Wednesday, March 20th 2013

6 pm – Lecture

Fullerton Hall, The Art Institute of Chicago



Esteemed German artist Thomas Bayrle (German, born 1937) will give a lecture entitled Repetitionon his diverse body of work of prints, films, and sculptures. Since 1964, Bayrle has produced works composed of hundreds of interlocking micro images that create a single portrait or consumer product. He relates the construction of these “super-forms” to the way single threads make up a woven fabric or individuals form mass culture. The images of his pictogram-like cells originate from serial elements present in Western advertising and Eastern mass demonstrations (such as Gillette razors, factory buildings, Stalin’s moustache, couples making love, Chinese farmers, and VW Beetles). According to Christine Mehring, “obsessive repetition functions here as a kind of visual equalizer, most interestingly across party lines, since the artist draws his iconography from the worlds of capitalism and Communism alike.”

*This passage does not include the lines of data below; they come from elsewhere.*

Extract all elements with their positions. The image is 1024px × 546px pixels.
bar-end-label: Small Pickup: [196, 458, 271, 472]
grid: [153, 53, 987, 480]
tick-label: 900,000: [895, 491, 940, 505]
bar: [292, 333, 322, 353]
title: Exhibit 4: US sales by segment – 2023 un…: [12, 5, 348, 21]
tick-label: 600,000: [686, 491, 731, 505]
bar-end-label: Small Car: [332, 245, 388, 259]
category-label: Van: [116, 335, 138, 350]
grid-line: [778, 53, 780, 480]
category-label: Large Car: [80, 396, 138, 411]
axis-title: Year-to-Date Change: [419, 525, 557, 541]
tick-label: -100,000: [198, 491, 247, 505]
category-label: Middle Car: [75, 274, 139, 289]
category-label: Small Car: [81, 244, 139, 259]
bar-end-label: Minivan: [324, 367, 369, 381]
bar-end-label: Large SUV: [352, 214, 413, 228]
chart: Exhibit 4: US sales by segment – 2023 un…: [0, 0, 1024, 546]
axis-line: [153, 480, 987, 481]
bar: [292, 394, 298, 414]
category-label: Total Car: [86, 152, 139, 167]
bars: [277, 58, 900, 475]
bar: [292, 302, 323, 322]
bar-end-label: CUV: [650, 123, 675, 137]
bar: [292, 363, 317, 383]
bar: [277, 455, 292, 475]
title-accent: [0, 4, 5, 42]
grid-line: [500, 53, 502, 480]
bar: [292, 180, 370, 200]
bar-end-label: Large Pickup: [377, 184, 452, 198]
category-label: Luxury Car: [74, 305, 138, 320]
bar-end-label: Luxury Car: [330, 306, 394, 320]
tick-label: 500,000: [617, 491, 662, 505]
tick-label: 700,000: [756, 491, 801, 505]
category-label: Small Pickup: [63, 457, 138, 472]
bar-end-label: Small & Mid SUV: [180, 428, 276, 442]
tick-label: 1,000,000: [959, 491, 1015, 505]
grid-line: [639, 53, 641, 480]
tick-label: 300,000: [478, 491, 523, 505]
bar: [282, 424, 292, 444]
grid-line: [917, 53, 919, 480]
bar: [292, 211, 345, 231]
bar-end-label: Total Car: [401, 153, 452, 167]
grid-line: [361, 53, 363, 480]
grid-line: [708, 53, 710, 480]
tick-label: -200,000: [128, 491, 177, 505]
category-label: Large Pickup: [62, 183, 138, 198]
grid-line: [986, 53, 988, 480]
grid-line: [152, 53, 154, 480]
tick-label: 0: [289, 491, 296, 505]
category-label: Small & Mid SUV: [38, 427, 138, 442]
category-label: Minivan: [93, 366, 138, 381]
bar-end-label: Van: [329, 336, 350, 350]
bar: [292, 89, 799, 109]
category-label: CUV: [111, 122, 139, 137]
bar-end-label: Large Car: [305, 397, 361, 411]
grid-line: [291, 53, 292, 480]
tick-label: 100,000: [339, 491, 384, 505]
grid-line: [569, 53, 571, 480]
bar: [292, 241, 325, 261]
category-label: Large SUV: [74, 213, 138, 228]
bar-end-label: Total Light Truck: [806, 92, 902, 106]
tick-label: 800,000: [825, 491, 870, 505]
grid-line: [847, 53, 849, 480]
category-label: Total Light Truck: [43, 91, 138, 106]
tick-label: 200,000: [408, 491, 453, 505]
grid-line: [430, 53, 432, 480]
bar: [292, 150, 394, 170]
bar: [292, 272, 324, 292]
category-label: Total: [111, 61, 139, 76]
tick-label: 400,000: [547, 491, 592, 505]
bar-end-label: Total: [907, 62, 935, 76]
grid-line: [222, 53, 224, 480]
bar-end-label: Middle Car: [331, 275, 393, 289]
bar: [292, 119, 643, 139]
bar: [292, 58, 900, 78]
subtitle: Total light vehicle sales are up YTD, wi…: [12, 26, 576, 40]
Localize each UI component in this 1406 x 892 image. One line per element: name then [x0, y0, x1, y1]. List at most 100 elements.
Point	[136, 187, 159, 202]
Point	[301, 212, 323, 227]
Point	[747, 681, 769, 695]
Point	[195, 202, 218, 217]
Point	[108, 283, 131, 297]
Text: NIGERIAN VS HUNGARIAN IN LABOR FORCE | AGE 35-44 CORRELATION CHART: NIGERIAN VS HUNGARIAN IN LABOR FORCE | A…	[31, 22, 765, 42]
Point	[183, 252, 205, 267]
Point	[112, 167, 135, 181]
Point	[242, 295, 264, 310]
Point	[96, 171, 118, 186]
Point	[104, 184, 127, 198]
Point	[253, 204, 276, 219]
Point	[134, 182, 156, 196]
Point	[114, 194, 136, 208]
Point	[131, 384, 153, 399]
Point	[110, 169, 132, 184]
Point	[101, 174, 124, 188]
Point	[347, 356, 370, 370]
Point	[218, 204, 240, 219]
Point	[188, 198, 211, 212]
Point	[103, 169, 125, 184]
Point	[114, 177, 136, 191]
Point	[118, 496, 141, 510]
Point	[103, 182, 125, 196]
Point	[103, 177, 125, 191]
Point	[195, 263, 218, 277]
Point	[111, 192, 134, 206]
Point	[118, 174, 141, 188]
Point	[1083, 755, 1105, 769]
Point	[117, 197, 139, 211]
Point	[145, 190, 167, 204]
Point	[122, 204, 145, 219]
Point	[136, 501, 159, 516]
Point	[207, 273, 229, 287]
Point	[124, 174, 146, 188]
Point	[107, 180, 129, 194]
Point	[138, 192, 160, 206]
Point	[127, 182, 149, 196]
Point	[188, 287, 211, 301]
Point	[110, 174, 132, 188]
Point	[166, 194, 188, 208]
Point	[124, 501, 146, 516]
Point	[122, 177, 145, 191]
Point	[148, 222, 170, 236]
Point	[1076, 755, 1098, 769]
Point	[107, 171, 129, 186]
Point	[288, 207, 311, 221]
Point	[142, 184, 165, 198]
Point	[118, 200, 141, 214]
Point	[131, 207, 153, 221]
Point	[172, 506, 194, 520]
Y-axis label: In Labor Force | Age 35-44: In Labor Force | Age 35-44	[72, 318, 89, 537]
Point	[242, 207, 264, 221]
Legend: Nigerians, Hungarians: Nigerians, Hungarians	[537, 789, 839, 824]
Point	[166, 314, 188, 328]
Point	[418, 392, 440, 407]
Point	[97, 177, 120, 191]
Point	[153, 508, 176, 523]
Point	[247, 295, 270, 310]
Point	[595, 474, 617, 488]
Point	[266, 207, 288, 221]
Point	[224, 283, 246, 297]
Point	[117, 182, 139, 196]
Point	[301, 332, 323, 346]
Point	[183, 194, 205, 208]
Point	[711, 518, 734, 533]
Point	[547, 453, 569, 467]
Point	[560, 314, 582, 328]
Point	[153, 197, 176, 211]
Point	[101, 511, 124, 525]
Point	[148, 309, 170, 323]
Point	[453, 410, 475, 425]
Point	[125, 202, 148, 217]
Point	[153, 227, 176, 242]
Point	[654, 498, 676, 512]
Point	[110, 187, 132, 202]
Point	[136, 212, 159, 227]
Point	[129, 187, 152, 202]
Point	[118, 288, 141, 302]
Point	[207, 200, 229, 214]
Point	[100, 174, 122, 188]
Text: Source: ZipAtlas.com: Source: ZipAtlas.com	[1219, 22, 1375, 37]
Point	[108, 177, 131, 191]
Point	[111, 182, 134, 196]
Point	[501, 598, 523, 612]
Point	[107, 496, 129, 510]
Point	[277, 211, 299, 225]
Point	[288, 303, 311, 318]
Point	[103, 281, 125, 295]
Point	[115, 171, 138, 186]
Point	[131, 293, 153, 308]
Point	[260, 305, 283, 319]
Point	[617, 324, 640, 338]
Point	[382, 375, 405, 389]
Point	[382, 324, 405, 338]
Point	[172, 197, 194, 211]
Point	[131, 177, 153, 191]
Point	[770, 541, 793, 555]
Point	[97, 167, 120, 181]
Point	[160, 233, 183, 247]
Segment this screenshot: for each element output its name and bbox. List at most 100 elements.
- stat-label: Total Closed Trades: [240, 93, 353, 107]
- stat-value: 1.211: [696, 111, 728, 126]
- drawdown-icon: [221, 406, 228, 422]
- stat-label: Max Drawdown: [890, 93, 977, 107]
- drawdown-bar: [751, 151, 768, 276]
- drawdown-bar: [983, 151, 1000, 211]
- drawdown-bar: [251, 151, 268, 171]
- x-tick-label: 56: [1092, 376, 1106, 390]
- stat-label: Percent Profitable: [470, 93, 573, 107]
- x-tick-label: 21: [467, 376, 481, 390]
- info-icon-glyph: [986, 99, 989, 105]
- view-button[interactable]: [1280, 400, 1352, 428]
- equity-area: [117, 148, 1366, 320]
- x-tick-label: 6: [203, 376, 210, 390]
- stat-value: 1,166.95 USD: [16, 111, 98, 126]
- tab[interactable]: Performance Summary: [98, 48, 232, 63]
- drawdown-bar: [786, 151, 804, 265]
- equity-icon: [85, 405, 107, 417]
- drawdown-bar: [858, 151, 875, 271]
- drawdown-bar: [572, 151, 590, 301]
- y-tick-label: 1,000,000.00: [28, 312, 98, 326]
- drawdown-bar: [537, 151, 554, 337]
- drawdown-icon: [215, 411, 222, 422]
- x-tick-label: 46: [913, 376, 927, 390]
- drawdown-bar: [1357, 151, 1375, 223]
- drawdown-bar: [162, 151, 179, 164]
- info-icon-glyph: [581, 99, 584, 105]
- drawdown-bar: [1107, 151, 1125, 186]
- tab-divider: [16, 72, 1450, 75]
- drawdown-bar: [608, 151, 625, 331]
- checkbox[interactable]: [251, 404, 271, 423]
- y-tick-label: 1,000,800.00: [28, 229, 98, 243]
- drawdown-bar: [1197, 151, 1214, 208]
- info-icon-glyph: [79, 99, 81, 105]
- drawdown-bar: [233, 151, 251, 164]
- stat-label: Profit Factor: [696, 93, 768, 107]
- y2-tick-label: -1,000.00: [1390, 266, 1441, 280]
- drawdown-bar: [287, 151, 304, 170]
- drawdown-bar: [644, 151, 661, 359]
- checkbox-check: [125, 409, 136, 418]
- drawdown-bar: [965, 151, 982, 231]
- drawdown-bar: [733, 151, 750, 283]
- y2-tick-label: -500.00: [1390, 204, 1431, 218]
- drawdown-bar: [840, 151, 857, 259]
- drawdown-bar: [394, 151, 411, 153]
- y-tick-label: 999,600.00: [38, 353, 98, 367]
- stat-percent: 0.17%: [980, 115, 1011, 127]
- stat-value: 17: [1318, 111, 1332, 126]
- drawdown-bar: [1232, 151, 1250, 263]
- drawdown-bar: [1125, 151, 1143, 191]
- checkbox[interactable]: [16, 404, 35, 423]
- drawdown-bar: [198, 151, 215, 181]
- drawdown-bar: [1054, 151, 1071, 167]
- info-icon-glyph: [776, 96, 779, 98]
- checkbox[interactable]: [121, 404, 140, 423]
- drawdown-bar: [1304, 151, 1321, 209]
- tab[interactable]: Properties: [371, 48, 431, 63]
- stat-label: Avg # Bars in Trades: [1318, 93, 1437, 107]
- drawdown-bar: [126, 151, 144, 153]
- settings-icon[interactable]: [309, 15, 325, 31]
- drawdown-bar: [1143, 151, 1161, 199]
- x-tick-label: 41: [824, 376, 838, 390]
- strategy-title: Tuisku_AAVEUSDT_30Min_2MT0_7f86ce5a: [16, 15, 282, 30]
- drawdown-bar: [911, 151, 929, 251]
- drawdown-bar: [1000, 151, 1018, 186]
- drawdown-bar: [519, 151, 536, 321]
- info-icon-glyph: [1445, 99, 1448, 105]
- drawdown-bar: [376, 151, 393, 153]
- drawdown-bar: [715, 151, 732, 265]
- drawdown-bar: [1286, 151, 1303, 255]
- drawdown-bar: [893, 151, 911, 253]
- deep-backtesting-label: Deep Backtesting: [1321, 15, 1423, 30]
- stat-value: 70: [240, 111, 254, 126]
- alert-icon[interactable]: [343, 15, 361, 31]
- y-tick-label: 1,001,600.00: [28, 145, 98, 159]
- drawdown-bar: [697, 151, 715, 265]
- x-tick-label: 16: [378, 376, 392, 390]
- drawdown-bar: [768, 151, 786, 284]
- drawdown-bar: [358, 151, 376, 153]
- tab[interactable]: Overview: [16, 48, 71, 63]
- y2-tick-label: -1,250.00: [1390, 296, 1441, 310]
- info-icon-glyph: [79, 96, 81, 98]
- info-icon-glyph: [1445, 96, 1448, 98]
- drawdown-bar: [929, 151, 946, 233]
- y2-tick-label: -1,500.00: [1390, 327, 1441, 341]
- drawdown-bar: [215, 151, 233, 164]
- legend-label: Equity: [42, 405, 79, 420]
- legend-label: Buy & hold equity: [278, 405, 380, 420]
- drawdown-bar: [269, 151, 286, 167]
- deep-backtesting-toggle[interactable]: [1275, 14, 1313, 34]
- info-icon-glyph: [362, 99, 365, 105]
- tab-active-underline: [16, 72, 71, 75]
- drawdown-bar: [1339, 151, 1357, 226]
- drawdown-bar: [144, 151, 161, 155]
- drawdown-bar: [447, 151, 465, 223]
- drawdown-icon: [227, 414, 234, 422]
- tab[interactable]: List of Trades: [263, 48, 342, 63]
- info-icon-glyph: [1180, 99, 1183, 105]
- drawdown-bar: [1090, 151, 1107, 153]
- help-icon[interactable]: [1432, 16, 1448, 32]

3 responses to “Thomas Bayrle: Repetition

  1. I really loved this lecture and his work. It reminded me of Escher. I loved how he said things like “there was no plan” Or, “I never did anything unnecessary”. It was very inspiring to hear and see how much he produced and the emphasis on the craft, instead of on thinking. He is a very funny character too.

  2. I, too, really enjoyed this lecture. Bayrle’s enthusiasm for his work was evident in the quantity of slides he brought and the way he attempted to fit everything in. I also think it is very generous for an artist to reveal parts of their process as he did towards the end with the images of the hands stretching and contorting images. It was great to see how artists worked before digital manipulation was a given. He was funny and honest. Good things to gain from established artists such as Bayrle.

  3. It was funny, but I definitely would have appreciated greater depth/explanation on some of the pieces, more than ‘this is a laughing woman made of laughing women,’ etc. I can see that. Maybe what I would have liked is an art historian giving a lecture with the same slides.